Marisha Agana's campaign in the newly drawn 13th Congressional District is barely a campaign, but her campaign manager says that's about to change.
A television ad is supposed to air this weekend on cable in the Warren market, said Larry Nichols, who recently came on to run Agana's campaign against 17th District congressman Timothy J. Ryan, D-Niles.
His strategy will be to link Ryan to President Barack Obama, Senate Majority Leader Harry Reid and House Minority Leader Nancy Pelosi.
Nichols said he doesn't plan to do much to promote Agana. The connection he said he plans to make between Ryan and Obama, Reid and Pelosi is enough to get votes for Agana, a pediatrician from Howland.
''All I have to do is make sure that Tim Ryan is part of that mob and people will vote against him,'' said Nichols from his home in Conway, Ark., from where he's running the campaign.
Ryan's campaign spokesman, Wiley Runnestrand, declined to comment.
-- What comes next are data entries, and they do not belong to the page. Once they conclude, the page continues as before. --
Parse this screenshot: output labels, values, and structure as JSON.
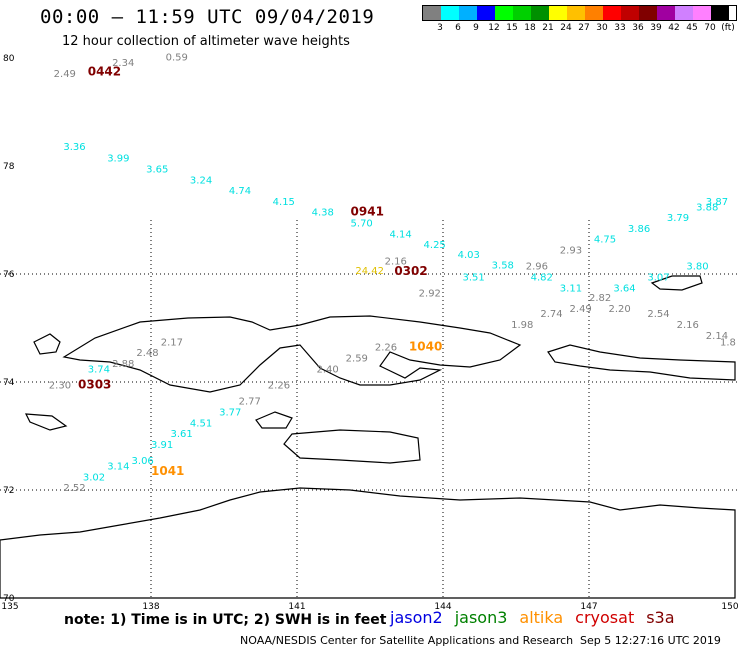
{
  "header": {
    "title": "00:00 – 11:59 UTC 09/04/2019",
    "subtitle": "12 hour collection of altimeter wave heights"
  },
  "legend": {
    "colors": [
      "#808080",
      "#00ffff",
      "#00b0ff",
      "#0000ff",
      "#00ff00",
      "#00d000",
      "#009000",
      "#ffff00",
      "#ffc000",
      "#ff8000",
      "#ff0000",
      "#c00000",
      "#800000",
      "#a000a0",
      "#d080ff",
      "#ff80ff",
      "#000000"
    ],
    "labels": [
      "3",
      "6",
      "9",
      "12",
      "15",
      "18",
      "21",
      "24",
      "27",
      "30",
      "33",
      "36",
      "39",
      "42",
      "45",
      "70"
    ],
    "unit": "(ft)"
  },
  "axes": {
    "lat_labels": [
      "80",
      "78",
      "76",
      "74",
      "72",
      "70"
    ],
    "lon_labels": [
      "135",
      "138",
      "141",
      "144",
      "147",
      "150"
    ]
  },
  "colors": {
    "gray": "#808080",
    "cyan": "#00e0e0",
    "orange": "#ff9000",
    "yellow": "#e0c000",
    "darkred": "#800000"
  },
  "map_data": {
    "swh_labels": [
      {
        "text": "2.49",
        "lon": 136.0,
        "lat": 79.65,
        "color": "gray"
      },
      {
        "text": "2.34",
        "lon": 137.2,
        "lat": 79.85,
        "color": "gray"
      },
      {
        "text": "0.59",
        "lon": 138.3,
        "lat": 79.95,
        "color": "gray"
      },
      {
        "text": "3.36",
        "lon": 136.2,
        "lat": 78.3,
        "color": "cyan"
      },
      {
        "text": "3.99",
        "lon": 137.1,
        "lat": 78.08,
        "color": "cyan"
      },
      {
        "text": "3.65",
        "lon": 137.9,
        "lat": 77.88,
        "color": "cyan"
      },
      {
        "text": "3.24",
        "lon": 138.8,
        "lat": 77.68,
        "color": "cyan"
      },
      {
        "text": "4.74",
        "lon": 139.6,
        "lat": 77.48,
        "color": "cyan"
      },
      {
        "text": "4.15",
        "lon": 140.5,
        "lat": 77.28,
        "color": "cyan"
      },
      {
        "text": "4.38",
        "lon": 141.3,
        "lat": 77.08,
        "color": "cyan"
      },
      {
        "text": "5.70",
        "lon": 142.1,
        "lat": 76.88,
        "color": "cyan"
      },
      {
        "text": "4.14",
        "lon": 142.9,
        "lat": 76.68,
        "color": "cyan"
      },
      {
        "text": "4.25",
        "lon": 143.6,
        "lat": 76.48,
        "color": "cyan"
      },
      {
        "text": "4.03",
        "lon": 144.3,
        "lat": 76.3,
        "color": "cyan"
      },
      {
        "text": "3.51",
        "lon": 144.4,
        "lat": 75.88,
        "color": "cyan"
      },
      {
        "text": "3.58",
        "lon": 145.0,
        "lat": 76.1,
        "color": "cyan"
      },
      {
        "text": "4.82",
        "lon": 145.8,
        "lat": 75.88,
        "color": "cyan"
      },
      {
        "text": "3.11",
        "lon": 146.4,
        "lat": 75.68,
        "color": "cyan"
      },
      {
        "text": "4.75",
        "lon": 147.1,
        "lat": 76.58,
        "color": "cyan"
      },
      {
        "text": "3.86",
        "lon": 147.8,
        "lat": 76.78,
        "color": "cyan"
      },
      {
        "text": "3.79",
        "lon": 148.6,
        "lat": 76.98,
        "color": "cyan"
      },
      {
        "text": "3.88",
        "lon": 149.2,
        "lat": 77.18,
        "color": "cyan"
      },
      {
        "text": "3.87",
        "lon": 149.4,
        "lat": 77.28,
        "color": "cyan"
      },
      {
        "text": "3.80",
        "lon": 149.0,
        "lat": 76.08,
        "color": "cyan"
      },
      {
        "text": "3.07",
        "lon": 148.2,
        "lat": 75.88,
        "color": "cyan"
      },
      {
        "text": "3.64",
        "lon": 147.5,
        "lat": 75.68,
        "color": "cyan"
      },
      {
        "text": "3.74",
        "lon": 136.7,
        "lat": 74.18,
        "color": "cyan"
      },
      {
        "text": "3.77",
        "lon": 139.4,
        "lat": 73.38,
        "color": "cyan"
      },
      {
        "text": "4.51",
        "lon": 138.8,
        "lat": 73.18,
        "color": "cyan"
      },
      {
        "text": "3.61",
        "lon": 138.4,
        "lat": 72.98,
        "color": "cyan"
      },
      {
        "text": "3.91",
        "lon": 138.0,
        "lat": 72.78,
        "color": "cyan"
      },
      {
        "text": "3.06",
        "lon": 137.6,
        "lat": 72.48,
        "color": "cyan"
      },
      {
        "text": "3.14",
        "lon": 137.1,
        "lat": 72.38,
        "color": "cyan"
      },
      {
        "text": "3.02",
        "lon": 136.6,
        "lat": 72.18,
        "color": "cyan"
      },
      {
        "text": "2.16",
        "lon": 142.8,
        "lat": 76.18,
        "color": "gray"
      },
      {
        "text": "2.92",
        "lon": 143.5,
        "lat": 75.58,
        "color": "gray"
      },
      {
        "text": "2.96",
        "lon": 145.7,
        "lat": 76.08,
        "color": "gray"
      },
      {
        "text": "2.93",
        "lon": 146.4,
        "lat": 76.38,
        "color": "gray"
      },
      {
        "text": "1.98",
        "lon": 145.4,
        "lat": 75.0,
        "color": "gray"
      },
      {
        "text": "2.74",
        "lon": 146.0,
        "lat": 75.2,
        "color": "gray"
      },
      {
        "text": "2.49",
        "lon": 146.6,
        "lat": 75.3,
        "color": "gray"
      },
      {
        "text": "2.82",
        "lon": 147.0,
        "lat": 75.5,
        "color": "gray"
      },
      {
        "text": "2.20",
        "lon": 147.4,
        "lat": 75.3,
        "color": "gray"
      },
      {
        "text": "2.54",
        "lon": 148.2,
        "lat": 75.2,
        "color": "gray"
      },
      {
        "text": "2.16",
        "lon": 148.8,
        "lat": 75.0,
        "color": "gray"
      },
      {
        "text": "2.14",
        "lon": 149.4,
        "lat": 74.8,
        "color": "gray"
      },
      {
        "text": "1.8",
        "lon": 150.0,
        "lat": 74.68,
        "color": "gray"
      },
      {
        "text": "2.17",
        "lon": 138.2,
        "lat": 74.68,
        "color": "gray"
      },
      {
        "text": "2.48",
        "lon": 137.7,
        "lat": 74.48,
        "color": "gray"
      },
      {
        "text": "2.88",
        "lon": 137.2,
        "lat": 74.28,
        "color": "gray"
      },
      {
        "text": "2.30",
        "lon": 135.9,
        "lat": 73.88,
        "color": "gray"
      },
      {
        "text": "2.40",
        "lon": 141.4,
        "lat": 74.18,
        "color": "gray"
      },
      {
        "text": "2.59",
        "lon": 142.0,
        "lat": 74.38,
        "color": "gray"
      },
      {
        "text": "2.26",
        "lon": 142.6,
        "lat": 74.58,
        "color": "gray"
      },
      {
        "text": "2.26",
        "lon": 140.4,
        "lat": 73.88,
        "color": "gray"
      },
      {
        "text": "2.77",
        "lon": 139.8,
        "lat": 73.58,
        "color": "gray"
      },
      {
        "text": "2.52",
        "lon": 136.2,
        "lat": 71.98,
        "color": "gray"
      },
      {
        "text": "24.42",
        "lon": 142.2,
        "lat": 76.0,
        "color": "yellow"
      }
    ],
    "time_labels": [
      {
        "text": "0442",
        "lon": 136.7,
        "lat": 79.68,
        "color": "darkred"
      },
      {
        "text": "0941",
        "lon": 142.1,
        "lat": 77.08,
        "color": "darkred"
      },
      {
        "text": "0302",
        "lon": 143.0,
        "lat": 75.98,
        "color": "darkred"
      },
      {
        "text": "0303",
        "lon": 136.5,
        "lat": 73.88,
        "color": "darkred"
      },
      {
        "text": "1040",
        "lon": 143.3,
        "lat": 74.58,
        "color": "orange"
      },
      {
        "text": "1041",
        "lon": 138.0,
        "lat": 72.28,
        "color": "orange"
      }
    ]
  },
  "footer": {
    "note": "note: 1) Time is in UTC; 2) SWH is in feet",
    "satellites": [
      {
        "name": "jason2",
        "color": "#0000e0"
      },
      {
        "name": "jason3",
        "color": "#008000"
      },
      {
        "name": "altika",
        "color": "#ff9000"
      },
      {
        "name": "cryosat",
        "color": "#d00000"
      },
      {
        "name": "s3a",
        "color": "#800000"
      }
    ],
    "credit": "NOAA/NESDIS Center for Satellite Applications and Research",
    "timestamp": "Sep  5 12:27:16 UTC 2019"
  }
}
Nichols and Agana met on Pastor Ernie Sanders' radio show, ''What's Right, What's Left,'' and Sanders asked Nichols to manage the campaign. Nichols, who said he has ''the lowest regard for Washington,'' agreed because ''I saw this as an opportunity to fire a shot and try and get the country back on track.''
Nichols says it'll take between $125,000 and $150,000 to win, and raising that can be done. He said interest in the campaign has grown since Agana's tweet comparing Obama to Adolf Hitler, Mao Zedong and Joseph Stalin.
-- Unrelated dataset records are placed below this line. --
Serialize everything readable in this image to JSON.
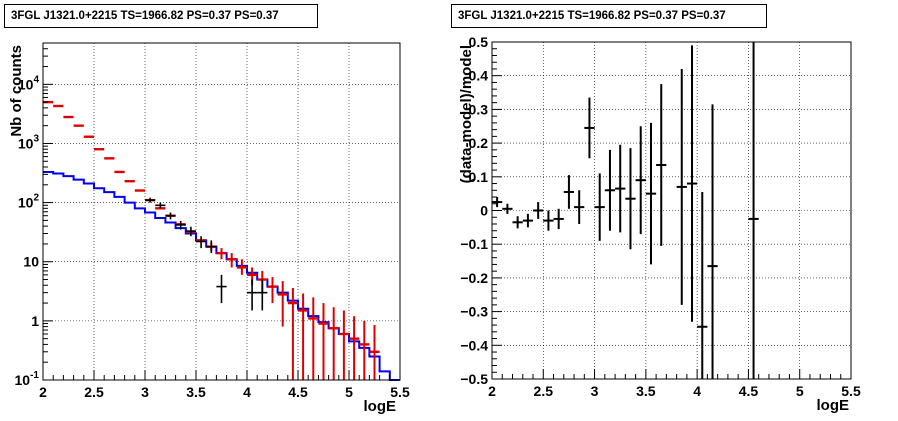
{
  "chart_data": [
    {
      "type": "histogram",
      "title": "3FGL J1321.0+2215 TS=1966.82 PS=0.37 PS=0.37",
      "xlabel": "logE",
      "ylabel": "Nb of counts",
      "xlim": [
        2,
        5.5
      ],
      "ylim": [
        0.1,
        50000
      ],
      "yscale": "log",
      "grid": true,
      "x_ticks": [
        "2",
        "2.5",
        "3",
        "3.5",
        "4",
        "4.5",
        "5",
        "5.5"
      ],
      "y_ticks": [
        {
          "value": 0.1,
          "label": "10",
          "exp": "-1"
        },
        {
          "value": 1,
          "label": "1",
          "exp": ""
        },
        {
          "value": 10,
          "label": "10",
          "exp": ""
        },
        {
          "value": 100,
          "label": "10",
          "exp": "2"
        },
        {
          "value": 1000,
          "label": "10",
          "exp": "3"
        },
        {
          "value": 10000,
          "label": "10",
          "exp": "4"
        }
      ],
      "bin_edges": [
        2.0,
        2.1,
        2.2,
        2.3,
        2.4,
        2.5,
        2.6,
        2.7,
        2.8,
        2.9,
        3.0,
        3.1,
        3.2,
        3.3,
        3.4,
        3.5,
        3.6,
        3.7,
        3.8,
        3.9,
        4.0,
        4.1,
        4.2,
        4.3,
        4.4,
        4.5,
        4.6,
        4.7,
        4.8,
        4.9,
        5.0,
        5.1,
        5.2,
        5.3,
        5.4,
        5.5
      ],
      "series": [
        {
          "kind": "model-step",
          "color": "#0000ee",
          "values": [
            330,
            310,
            280,
            245,
            210,
            175,
            150,
            125,
            100,
            80,
            68,
            55,
            46,
            37,
            30,
            23,
            18,
            14,
            11,
            8.5,
            6.5,
            5.0,
            3.8,
            3.0,
            2.2,
            1.6,
            1.2,
            0.95,
            0.75,
            0.6,
            0.45,
            0.35,
            0.25,
            0.14,
            0.1
          ]
        },
        {
          "kind": "model-points",
          "color": "#dd0000",
          "x": [
            2.05,
            2.15,
            2.25,
            2.35,
            2.45,
            2.55,
            2.65,
            2.75,
            2.85,
            2.95,
            3.05,
            3.15,
            3.25,
            3.35,
            3.45,
            3.55,
            3.65,
            3.75,
            3.85,
            3.95,
            4.05,
            4.15,
            4.25,
            4.35,
            4.45,
            4.55,
            4.65,
            4.75,
            4.85,
            4.95,
            5.05,
            5.15,
            5.25
          ],
          "y": [
            5000,
            4300,
            2800,
            2000,
            1300,
            800,
            560,
            330,
            230,
            160,
            110,
            80,
            60,
            43,
            32,
            23,
            18,
            14,
            11,
            8,
            6,
            5,
            3.8,
            2.8,
            2,
            1.5,
            1.1,
            0.9,
            0.75,
            0.6,
            0.5,
            0.4,
            0.3
          ],
          "err_low": [
            null,
            null,
            null,
            null,
            null,
            null,
            null,
            null,
            null,
            null,
            null,
            null,
            null,
            null,
            null,
            null,
            15,
            11,
            8,
            6,
            4,
            3,
            2,
            0.8,
            0.1,
            0.1,
            0.1,
            0.1,
            0.1,
            0.1,
            0.1,
            0.1,
            0.1
          ],
          "err_high": [
            null,
            null,
            null,
            null,
            null,
            null,
            null,
            null,
            null,
            null,
            null,
            null,
            null,
            null,
            null,
            null,
            21,
            17,
            14,
            11,
            8,
            7,
            5.5,
            4.7,
            3.6,
            2.9,
            2.5,
            2.0,
            1.7,
            1.5,
            1.2,
            1.0,
            0.85
          ]
        },
        {
          "kind": "data-points",
          "color": "#000000",
          "x": [
            3.05,
            3.15,
            3.25,
            3.35,
            3.45,
            3.55,
            3.65,
            3.75,
            4.05,
            4.15
          ],
          "y": [
            110,
            90,
            60,
            42,
            33,
            22,
            18,
            3.8,
            3,
            3
          ],
          "err_low": [
            100,
            80,
            52,
            35,
            27,
            17,
            14,
            2,
            1.5,
            1.5
          ],
          "err_high": [
            121,
            100,
            68,
            49,
            39,
            27,
            23,
            6,
            5,
            5
          ]
        }
      ]
    },
    {
      "type": "scatter",
      "title": "3FGL J1321.0+2215 TS=1966.82 PS=0.37 PS=0.37",
      "xlabel": "logE",
      "ylabel": "(data-model)/model",
      "xlim": [
        2,
        5.5
      ],
      "ylim": [
        -0.5,
        0.5
      ],
      "grid": true,
      "x_ticks": [
        "2",
        "2.5",
        "3",
        "3.5",
        "4",
        "4.5",
        "5",
        "5.5"
      ],
      "y_ticks": [
        "-0.5",
        "-0.4",
        "-0.3",
        "-0.2",
        "-0.1",
        "0",
        "0.1",
        "0.2",
        "0.3",
        "0.4",
        "0.5"
      ],
      "points": {
        "x": [
          2.05,
          2.15,
          2.25,
          2.35,
          2.45,
          2.55,
          2.65,
          2.75,
          2.85,
          2.95,
          3.05,
          3.15,
          3.25,
          3.35,
          3.45,
          3.55,
          3.65,
          3.85,
          3.95,
          4.05,
          4.15,
          4.55
        ],
        "y": [
          0.025,
          0.005,
          -0.035,
          -0.03,
          0.0,
          -0.03,
          -0.025,
          0.055,
          0.01,
          0.245,
          0.01,
          0.06,
          0.065,
          0.035,
          0.09,
          0.05,
          0.135,
          0.07,
          0.08,
          -0.345,
          -0.165,
          -0.025
        ],
        "err": [
          0.015,
          0.015,
          0.018,
          0.02,
          0.025,
          0.03,
          0.03,
          0.05,
          0.05,
          0.09,
          0.1,
          0.12,
          0.13,
          0.15,
          0.16,
          0.21,
          0.24,
          0.35,
          0.41,
          0.4,
          0.48,
          0.6
        ]
      }
    }
  ]
}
Agana, fully against abortion, later explained her position saying the tweet was in response to the president's stance on the issue. She said she puts national leaders who believe in and support abortion into a group of leaders who have either committed or supported genocide.
Federal campaign reports show that Ryan's war chest dwarfs Agana's, $232,567 for Ryan compared to only $4,223 for Agana.
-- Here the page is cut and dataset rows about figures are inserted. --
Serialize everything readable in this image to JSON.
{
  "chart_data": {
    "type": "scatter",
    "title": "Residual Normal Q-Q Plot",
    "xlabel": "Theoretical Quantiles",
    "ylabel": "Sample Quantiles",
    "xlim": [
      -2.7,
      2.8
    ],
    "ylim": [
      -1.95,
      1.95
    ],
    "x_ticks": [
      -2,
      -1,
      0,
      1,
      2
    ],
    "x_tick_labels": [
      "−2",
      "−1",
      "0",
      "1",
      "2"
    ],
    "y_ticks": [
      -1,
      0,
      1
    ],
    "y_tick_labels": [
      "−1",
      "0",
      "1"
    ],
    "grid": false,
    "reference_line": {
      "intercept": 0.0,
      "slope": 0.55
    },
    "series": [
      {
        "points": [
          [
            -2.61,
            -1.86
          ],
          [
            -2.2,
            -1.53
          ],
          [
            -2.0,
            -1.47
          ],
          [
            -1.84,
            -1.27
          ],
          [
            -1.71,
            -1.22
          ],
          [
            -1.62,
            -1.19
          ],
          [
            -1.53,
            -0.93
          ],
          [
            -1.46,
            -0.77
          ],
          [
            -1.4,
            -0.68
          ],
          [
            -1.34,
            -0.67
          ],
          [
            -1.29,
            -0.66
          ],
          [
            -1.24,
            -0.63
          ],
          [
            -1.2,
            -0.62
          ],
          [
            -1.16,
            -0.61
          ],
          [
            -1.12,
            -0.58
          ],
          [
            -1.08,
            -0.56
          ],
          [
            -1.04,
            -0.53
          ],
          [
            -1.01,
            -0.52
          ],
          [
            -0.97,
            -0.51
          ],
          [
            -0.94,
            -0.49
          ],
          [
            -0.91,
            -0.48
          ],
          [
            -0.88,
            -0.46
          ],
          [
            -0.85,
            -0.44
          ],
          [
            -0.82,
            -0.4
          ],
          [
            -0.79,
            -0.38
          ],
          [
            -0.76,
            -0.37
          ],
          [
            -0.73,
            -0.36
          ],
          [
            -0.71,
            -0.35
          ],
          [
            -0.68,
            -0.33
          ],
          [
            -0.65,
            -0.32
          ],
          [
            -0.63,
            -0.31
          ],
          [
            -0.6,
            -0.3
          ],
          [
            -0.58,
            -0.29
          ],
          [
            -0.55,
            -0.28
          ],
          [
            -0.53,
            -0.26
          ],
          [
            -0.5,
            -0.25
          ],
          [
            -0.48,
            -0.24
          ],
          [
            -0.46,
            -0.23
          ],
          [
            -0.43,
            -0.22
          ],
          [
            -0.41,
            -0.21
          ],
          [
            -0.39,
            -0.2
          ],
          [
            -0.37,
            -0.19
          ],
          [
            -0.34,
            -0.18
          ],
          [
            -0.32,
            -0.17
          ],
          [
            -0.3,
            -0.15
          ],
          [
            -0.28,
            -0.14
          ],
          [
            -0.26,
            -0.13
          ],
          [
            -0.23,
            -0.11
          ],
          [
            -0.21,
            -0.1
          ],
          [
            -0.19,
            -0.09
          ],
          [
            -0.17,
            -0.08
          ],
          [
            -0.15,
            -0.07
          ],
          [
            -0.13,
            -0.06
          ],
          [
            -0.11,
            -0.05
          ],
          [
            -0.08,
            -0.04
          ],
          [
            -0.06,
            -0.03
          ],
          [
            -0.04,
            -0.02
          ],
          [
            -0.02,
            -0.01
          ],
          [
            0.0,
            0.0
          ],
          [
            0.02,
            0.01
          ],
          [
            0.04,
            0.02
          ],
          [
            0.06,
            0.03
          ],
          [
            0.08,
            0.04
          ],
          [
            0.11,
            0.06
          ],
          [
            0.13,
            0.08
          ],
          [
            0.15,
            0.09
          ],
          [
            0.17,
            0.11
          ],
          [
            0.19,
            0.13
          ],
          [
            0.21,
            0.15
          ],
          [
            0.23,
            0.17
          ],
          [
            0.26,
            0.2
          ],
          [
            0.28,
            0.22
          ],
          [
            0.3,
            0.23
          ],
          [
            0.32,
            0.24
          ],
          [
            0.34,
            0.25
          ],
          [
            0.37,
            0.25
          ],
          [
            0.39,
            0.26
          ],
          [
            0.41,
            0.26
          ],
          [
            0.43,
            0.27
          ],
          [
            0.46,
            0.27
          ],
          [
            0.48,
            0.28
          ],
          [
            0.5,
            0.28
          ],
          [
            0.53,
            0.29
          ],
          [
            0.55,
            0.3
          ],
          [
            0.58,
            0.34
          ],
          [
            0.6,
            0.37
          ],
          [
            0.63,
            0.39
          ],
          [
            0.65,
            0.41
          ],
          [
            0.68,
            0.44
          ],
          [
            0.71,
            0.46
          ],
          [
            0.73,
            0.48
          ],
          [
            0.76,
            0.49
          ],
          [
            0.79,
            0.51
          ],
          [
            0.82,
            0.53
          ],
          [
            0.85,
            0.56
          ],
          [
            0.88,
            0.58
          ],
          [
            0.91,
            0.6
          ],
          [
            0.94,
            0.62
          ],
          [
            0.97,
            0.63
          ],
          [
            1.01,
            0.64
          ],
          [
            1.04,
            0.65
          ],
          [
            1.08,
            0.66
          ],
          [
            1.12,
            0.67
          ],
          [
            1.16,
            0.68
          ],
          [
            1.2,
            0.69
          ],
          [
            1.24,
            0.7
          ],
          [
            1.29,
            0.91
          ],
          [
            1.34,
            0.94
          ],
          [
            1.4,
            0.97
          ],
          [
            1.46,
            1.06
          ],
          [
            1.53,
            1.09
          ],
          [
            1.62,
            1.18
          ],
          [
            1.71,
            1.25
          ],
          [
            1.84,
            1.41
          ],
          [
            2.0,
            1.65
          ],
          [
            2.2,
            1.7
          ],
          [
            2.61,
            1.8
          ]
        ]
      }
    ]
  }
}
Nichols has been a vocal critic of former President Bill Clinton.
Cuyahoga County Executive Ed FitzGerald was at the Tribune Chronicle last week, and I got a chance to hear some of what he had to say.
Rumored to be one of the people considering a run for Ohio governor in 2014, FitzGerald would have to give up his job to run in what could be a crowded field. Former Gov. Ted Strickland, U.S. Rep. Timothy J. Ryan and former Ohio Treasurer and Attorney General Richard Cordray, now director of the U.S. Consumer Financial Protection Bureau, are all names that have been tossed out.
Strickland says he's waiting to make a decision and Ryan has said he has an interest, but only if Strickland, a close friend, decides not to run.
FitzGerald said he philosophically believes in a primary election, but in a four person race, candidates would spend their money trying to win the primary, leaving nothing to run against the Republican in the fall election.
So what probably will happen is the party will coalesce around one candidate to run, he said. That, however, takes the decision away from voters.
There's also a bunch of unknowns. If Obama wins, is Strickland, one of the president's campaign national co-chairs, in line for a job in his administration, FitzGerald said. And Cordray probably won't have his job if Obama loses.
As for Ryan, FitzGerald said because of his seniority, already having been elected to the House at a young age, if he's able to stay in the House, could he be a candidate some day for Speaker?
FitzGerald said by January it should be known who's really a Democrat contender for governor.